No words come to me.

“You seem to have hit your target,” she says as she sits up, still straddling me.

I wonder what shade of red my face must be.

“Twice.”

I follow her gaze and see the knife I threw is in the bulls-eye.

****

By the time we’re summonsed back inside the house, every knife I throw is sinking deep into the target, though my overall aim is still fairly random. Blake asks us to join the staff in the command center, which we again enter hand-in-hand.

“Martha, you’ve been a great team leader. In the months you’ve been here, everyone’s skills have been expanded and sharpened. I’d even go so far as to say we’re now Four’s only combination technical and light-combat team.”

“But?” Martha says.

“But we’ve come to believe there’s more this house needs to accomplish than training and spying.”

“If you’re going to ask for new leadership, then you might as well do it in front of Zip,” Martha says. “Get the whole Council up on the screen if you want.”

Blake is flustered by the idea for a moment, but then sets his jaw and says “Fine.” He doesn’t contact the other houses, but he does find Zip and then uses the private frequency to contact Austin as well. Austin must be somewhere on the other side of the world because we can see the lights of a city skyline behind him.

“You’re speaking for all of Bethany now, Blake?” Zip asks. “Good. It’s about time that house gets off the fence.”

“We just can’t take any more of what we’re seeing,” Blake replies. “The Bethany staff has watched the conferences between Dr. Paulson and the Four Council and his conversations with the elders, and we know what needs to be done. We’re ready to do whatever’s needed. We’re ready to fight the good fight.”

“Excellent,” Zip replies. “For some reason, Cameron, my best field commander, has been dying to move to Bethany. I can send him right away.”

“I never said we’re planning to fight for you,” Blake says. “The time machine is a threat to Cephas and to all Christians, but you and the elders have hung him out to dry.
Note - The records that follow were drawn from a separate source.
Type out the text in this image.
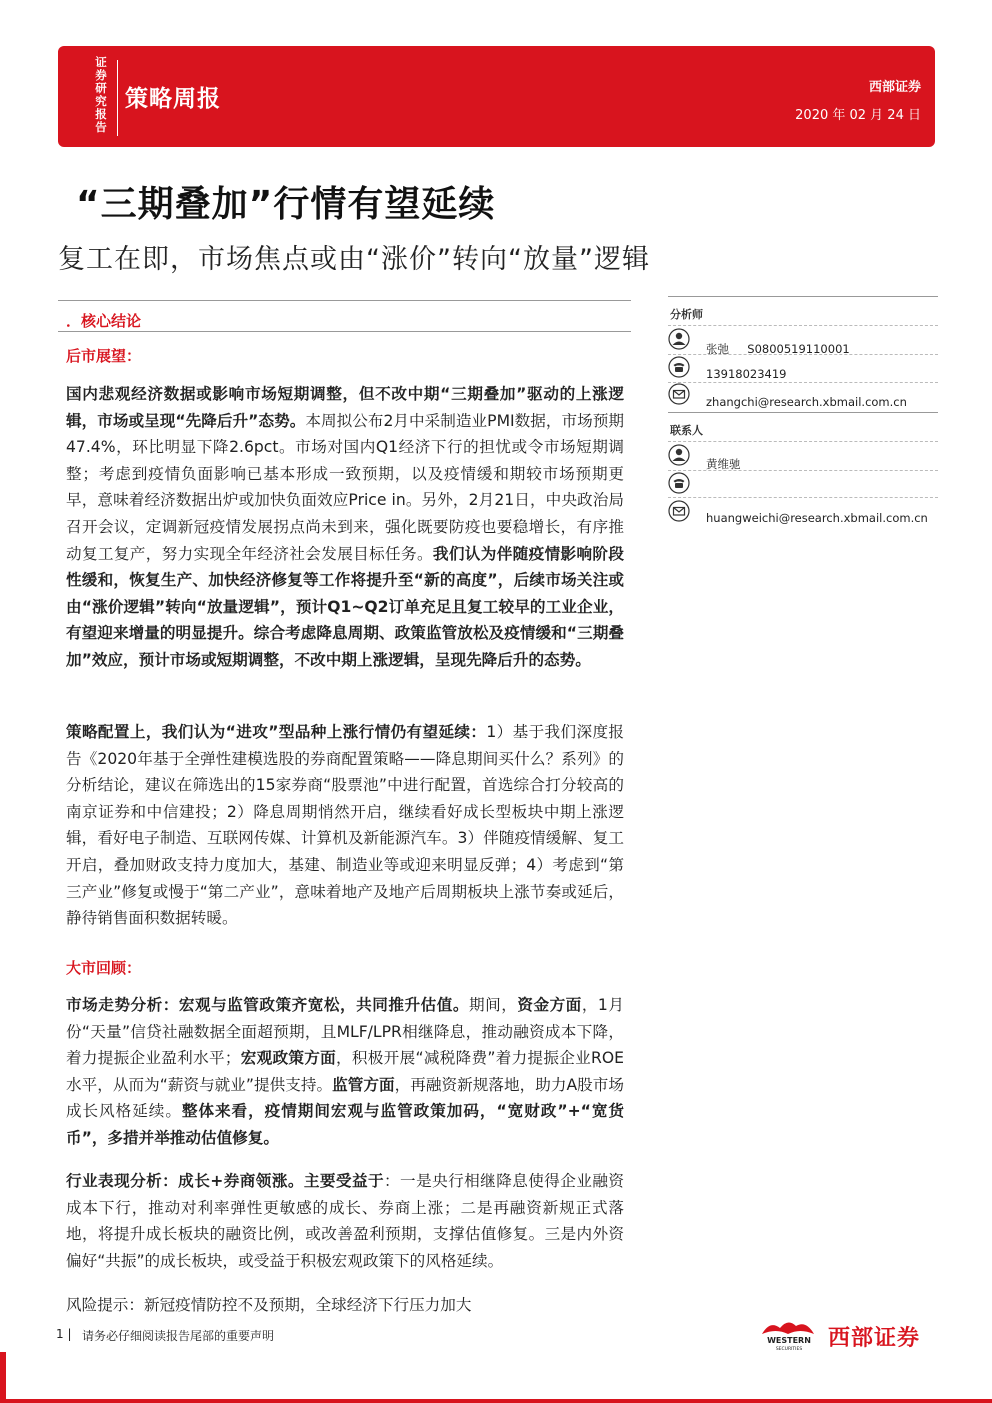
证券研究报告
策略周报	西部证券
2020 年 02 月 24 日
“三期叠加”行情有望延续
复工在即，市场焦点或由“涨价”转向“放量”逻辑
．核心结论
后市展望：
国内悲观经济数据或影响市场短期调整，但不改中期“三期叠加”驱动的上涨逻辑，市场或呈现“先降后升”态势。本周拟公布2月中采制造业PMI数据，市场预期47.4%，环比明显下降2.6pct。市场对国内Q1经济下行的担忧或令市场短期调整；考虑到疫情负面影响已基本形成一致预期，以及疫情缓和期较市场预期更早，意味着经济数据出炉或加快负面效应Price in。另外，2月21日，中央政治局召开会议，定调新冠疫情发展拐点尚未到来，强化既要防疫也要稳增长，有序推动复工复产，努力实现全年经济社会发展目标任务。我们认为伴随疫情影响阶段性缓和，恢复生产、加快经济修复等工作将提升至“新的高度”，后续市场关注或由“涨价逻辑”转向“放量逻辑”，预计Q1~Q2订单充足且复工较早的工业企业，有望迎来增量的明显提升。综合考虑降息周期、政策监管放松及疫情缓和“三期叠加”效应，预计市场或短期调整，不改中期上涨逻辑，呈现先降后升的态势。
策略配置上，我们认为“进攻”型品种上涨行情仍有望延续：1）基于我们深度报告《2020年基于全弹性建模选股的券商配置策略——降息期间买什么？系列》的分析结论，建议在筛选出的15家券商“股票池”中进行配置，首选综合打分较高的南京证券和中信建投；2）降息周期悄然开启，继续看好成长型板块中期上涨逻辑，看好电子制造、互联网传媒、计算机及新能源汽车。3）伴随疫情缓解、复工开启，叠加财政支持力度加大，基建、制造业等或迎来明显反弹；4）考虑到“第三产业”修复或慢于“第二产业”，意味着地产及地产后周期板块上涨节奏或延后，静待销售面积数据转暖。
大市回顾：
市场走势分析：宏观与监管政策齐宽松，共同推升估值。期间，资金方面，1月份“天量”信贷社融数据全面超预期，且MLF/LPR相继降息，推动融资成本下降，着力提振企业盈利水平；宏观政策方面，积极开展“减税降费”着力提振企业ROE水平，从而为“薪资与就业”提供支持。监管方面，再融资新规落地，助力A股市场成长风格延续。整体来看，疫情期间宏观与监管政策加码，“宽财政”+“宽货币”，多措并举推动估值修复。
行业表现分析：成长+券商领涨。主要受益于：一是央行相继降息使得企业融资成本下行，推动对利率弹性更敏感的成长、券商上涨；二是再融资新规正式落地，将提升成长板块的融资比例，或改善盈利预期，支撑估值修复。三是内外资偏好“共振”的成长板块，或受益于积极宏观政策下的风格延续。
风险提示：新冠疫情防控不及预期，全球经济下行压力加大
分析师
张弛 S0800519110001
13918023419
zhangchi@research.xbmail.com.cn
联系人
黄维驰
huangweichi@research.xbmail.com.cn
1 | 请务必仔细阅读报告尾部的重要声明	WESTERN
SECURITIES 西部证券
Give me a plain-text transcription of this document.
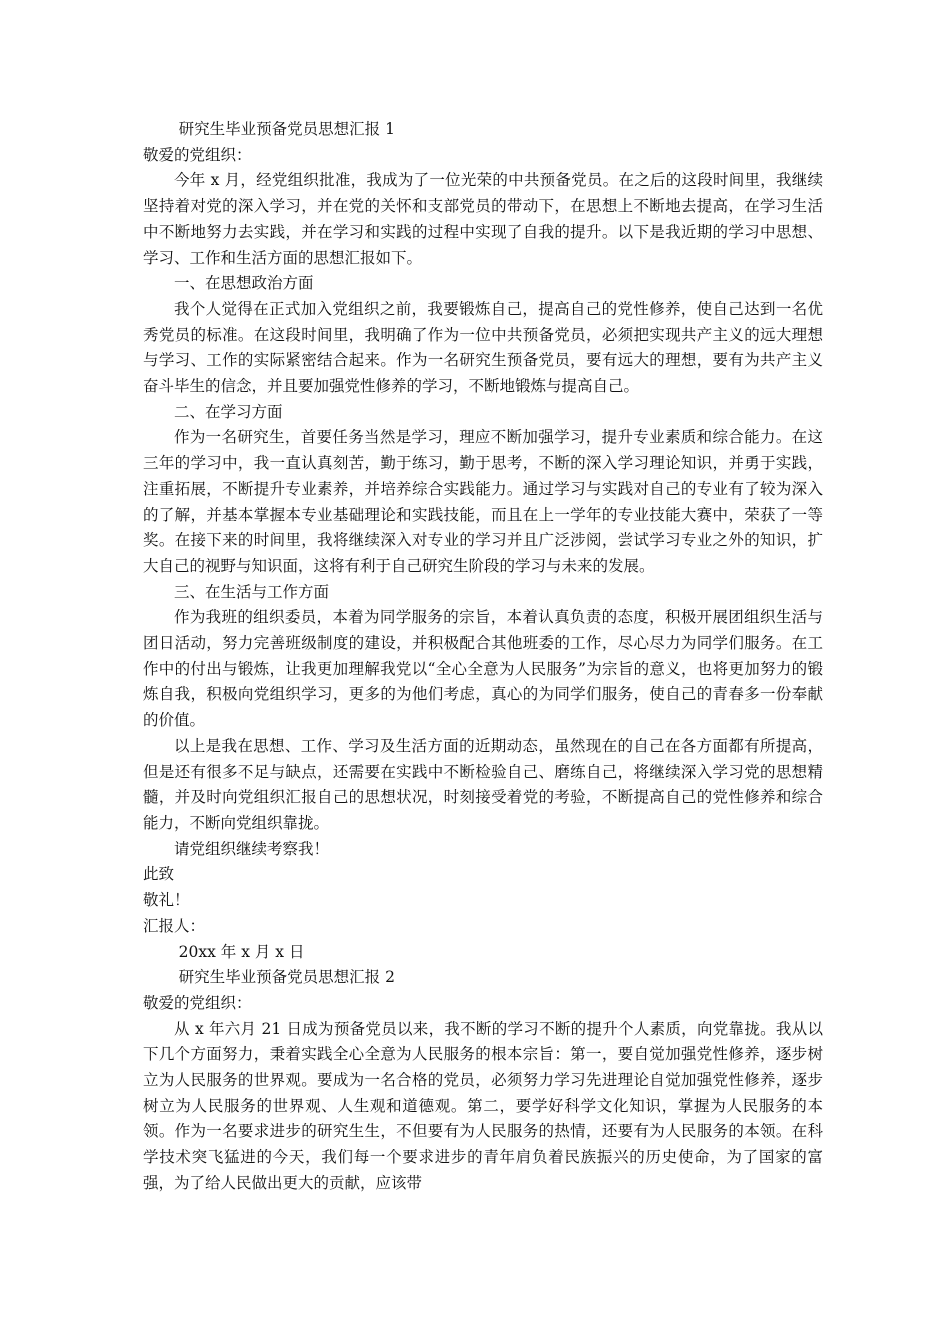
研究生毕业预备党员思想汇报 1

敬爱的党组织：

今年 x 月，经党组织批准，我成为了一位光荣的中共预备党员。在之后的这段时间里，我继续坚持着对党的深入学习，并在党的关怀和支部党员的带动下，在思想上不断地去提高，在学习生活中不断地努力去实践，并在学习和实践的过程中实现了自我的提升。以下是我近期的学习中思想、学习、工作和生活方面的思想汇报如下。

一、在思想政治方面

我个人觉得在正式加入党组织之前，我要锻炼自己，提高自己的党性修养，使自己达到一名优秀党员的标准。在这段时间里，我明确了作为一位中共预备党员，必须把实现共产主义的远大理想与学习、工作的实际紧密结合起来。作为一名研究生预备党员，要有远大的理想，要有为共产主义奋斗毕生的信念，并且要加强党性修养的学习，不断地锻炼与提高自己。

二、在学习方面

作为一名研究生，首要任务当然是学习，理应不断加强学习，提升专业素质和综合能力。在这三年的学习中，我一直认真刻苦，勤于练习，勤于思考，不断的深入学习理论知识，并勇于实践，注重拓展，不断提升专业素养，并培养综合实践能力。通过学习与实践对自己的专业有了较为深入的了解，并基本掌握本专业基础理论和实践技能，而且在上一学年的专业技能大赛中，荣获了一等奖。在接下来的时间里，我将继续深入对专业的学习并且广泛涉阅，尝试学习专业之外的知识，扩大自己的视野与知识面，这将有利于自己研究生阶段的学习与未来的发展。

三、在生活与工作方面

作为我班的组织委员，本着为同学服务的宗旨，本着认真负责的态度，积极开展团组织生活与团日活动，努力完善班级制度的建设，并积极配合其他班委的工作，尽心尽力为同学们服务。在工作中的付出与锻炼，让我更加理解我党以“全心全意为人民服务”为宗旨的意义，也将更加努力的锻炼自我，积极向党组织学习，更多的为他们考虑，真心的为同学们服务，使自己的青春多一份奉献的价值。

以上是我在思想、工作、学习及生活方面的近期动态，虽然现在的自己在各方面都有所提高，但是还有很多不足与缺点，还需要在实践中不断检验自己、磨练自己，将继续深入学习党的思想精髓，并及时向党组织汇报自己的思想状况，时刻接受着党的考验，不断提高自己的党性修养和综合能力，不断向党组织靠拢。

请党组织继续考察我！

此致

敬礼！

汇报人：

20xx 年 x 月 x 日

研究生毕业预备党员思想汇报 2

敬爱的党组织：

从 x 年六月 21 日成为预备党员以来，我不断的学习不断的提升个人素质，向党靠拢。我从以下几个方面努力，秉着实践全心全意为人民服务的根本宗旨：第一，要自觉加强党性修养，逐步树立为人民服务的世界观。要成为一名合格的党员，必须努力学习先进理论自觉加强党性修养，逐步树立为人民服务的世界观、人生观和道德观。第二，要学好科学文化知识，掌握为人民服务的本领。作为一名要求进步的研究生生，不但要有为人民服务的热情，还要有为人民服务的本领。在科学技术突飞猛进的今天，我们每一个要求进步的青年肩负着民族振兴的历史使命，为了国家的富强，为了给人民做出更大的贡献，应该带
Bethany is now unanimously dedicated to finding the time machine and stopping any government attempt to assassinate Cephas. You can cut us off from the Four network if you like, but we won’t allow him to stand alone.”

Zip cuts her connection, but not before everyone sees the sneer on her face.

“You have my full support,” Austin says. “Does this mean you don’t need a new team leader?”

“She doesn’t always say what needs to be said, but we already have the best team leader we could ask for,” Blake replies and the staff applauds.

Blake turns to me.

“The vote was unanimous. We’re all prepared to take this hit for you.”

Thank you, Lord, for sending me a flock to feed.